ATLANTA -- Michael Harris II couldn’t hit two months ago, and the Braves couldn’t pitch a little more than a week ago. Now, Harris is one of the most valuable contributors in baseball’s best lineup and Atlanta’s pitching staff is tossing zeros around like a Hall of Fame goalie.
The victory just extended what feels like a trend for the two teammates who finished first and second in last year’s National League Rookie of the Year balloting.
“I remember the last time -- I told you whenever he pitches, I feel like I have a big night and he does too,” Harris said. “Dang. Now that you say that, that explains the night. He's phenomenal. I love playing behind him. And I'm glad we'll be teammates here for a long time.”
Strider came to the interview room wearing a Michael Harris T-shirt.
“Every time he’s up, I peek over to make sure I’m watching,” Strider said. “He’s a special player. We’ve got a few of those.”
Though they might be best recognized for their deep, powerful lineup, the Braves have spent the past week impressively recovering from the pitching woes they experienced for the first three weeks after the All-Star break.
The Braves exited their Aug. 10 loss in Pittsburgh 12-12 since the break with MLB’s second-worst starting pitching ERA (6.15) during that span. They have registered a shutout in five of the eight games that followed.
This marks the first time Atlanta has tallied three straight shutouts since blanking the Cardinals during each of the final three games of 2015. That was a season-ending series that pitted a 95-loss Atlanta club against a 100-win St. Louis team that had secured its postseason seed.
The most recent time the Braves had recorded three straight shutouts in games that had postseason implications was Sept. 5-7, 2012, which included two games against the Rockies and one against the Mets.
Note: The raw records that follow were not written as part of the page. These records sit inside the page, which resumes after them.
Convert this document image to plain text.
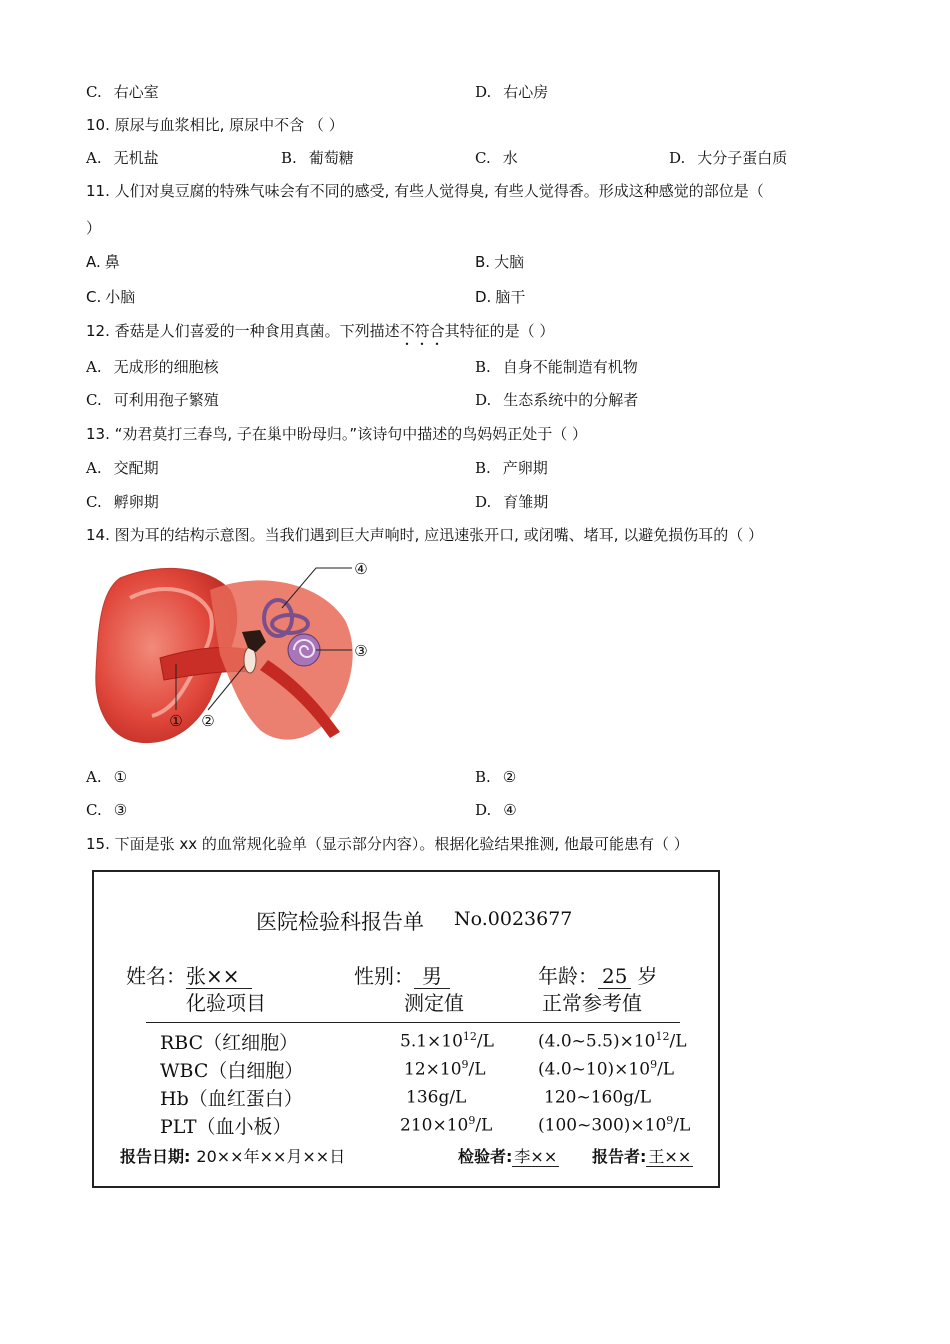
C. 右心室	D. 右心房
10. 原尿与血浆相比, 原尿中不含 （ ）
A. 无机盐	B. 葡萄糖	C. 水	D. 大分子蛋白质
11. 人们对臭豆腐的特殊气味会有不同的感受, 有些人觉得臭, 有些人觉得香。形成这种感觉的部位是（
）
A. 鼻	B. 大脑
C. 小脑	D. 脑干
12. 香菇是人们喜爱的一种食用真菌。下列描述不符合其特征的是（ ）
A. 无成形的细胞核	B. 自身不能制造有机物
C. 可利用孢子繁殖	D. 生态系统中的分解者
13. “劝君莫打三春鸟, 子在巢中盼母归。”该诗句中描述的鸟妈妈正处于（ ）
A. 交配期	B. 产卵期
C. 孵卵期	D. 育雏期
14. 图为耳的结构示意图。当我们遇到巨大声响时, 应迅速张开口, 或闭嘴、堵耳, 以避免损伤耳的（ ）
① ②
③
④
A. ①	B. ②
C. ③	D. ④
15. 下面是张 xx 的血常规化验单（显示部分内容）。根据化验结果推测, 他最可能患有（ ）
医院检验科报告单 No.0023677
姓名：张××	性别： 男	年龄： 25 岁
化验项目	测定值	正常参考值
RBC（红细胞）	$5.1\times 10^{12}/L$	$(4.0\sim 5.5)\times 10^{12}/L$
WBC（白细胞）	$12\times 10^9/L$	$(4.0\sim 10)\times 10^9/L$
Hb（血红蛋白）	136g/L	120~160g/L
PLT（血小板）	$210\times 10^9/L$	$(100\sim 300)\times 10^9/L$
报告日期: 20××年××月××日	检验者: 李×× 报告者: 王××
Atlanta’s starters in those games were Mike Minor, Tim Hudson and Paul Maholm.
“You play 162 games, I think you're going to see a little bit of everything,” Strider said. “We were due for a little bit of a lull, but everybody's right back to where they’ve been all year.”
Strider strengthened his bid for the NL Cy Young Award as he allowed just one hit and struck out 10 over seven scoreless innings. He has 16 double-digit strikeout performances through his first 45 career starts and 10 such performances through his first 25 outings this year.
How impressive is this? Well, Strider joins John Smoltz as the only pitchers in franchise history with at least 10 double-digit strikeout games in a season (Smoltz had 12 such games in 1996).
Strider’s 16 career double-digit games are three more than any other pitcher dating back to May 30, 2022, when he ended his bullpen days and made his first start.
“I just want to have full focus on every pitch and conviction behind everything,” Strider said. “ Usually, that's what's going to lead to positive outcomes, whether they're strikeouts or outs or soft contact or whatever. Really the goal is to just be as competitive as I can for as many pitches as I'm allowed to go.”
Harris recorded each of his four hits through the first six innings. He was a homer shy of the cycle when he singled in his fourth plate appearance, and he grounded out in his final at-bat of the night.
This season started rough for Harris, who missed three weeks in April with a lower back strain, and then twisted his knee a few days after returning from the injured list. He exited June 6 hitting .160 with a .490 OPS through 138 plate appearances.
Since the start of play on June 7, Harris leads the Majors with a .362 batting average. His .973 OPS during this span ranks 10th.
“I just kept working and kept trying to find ways to improve,” Harris said. “Once I found that, it started working and I just kept pushing. It was pretty cool to come out of that.”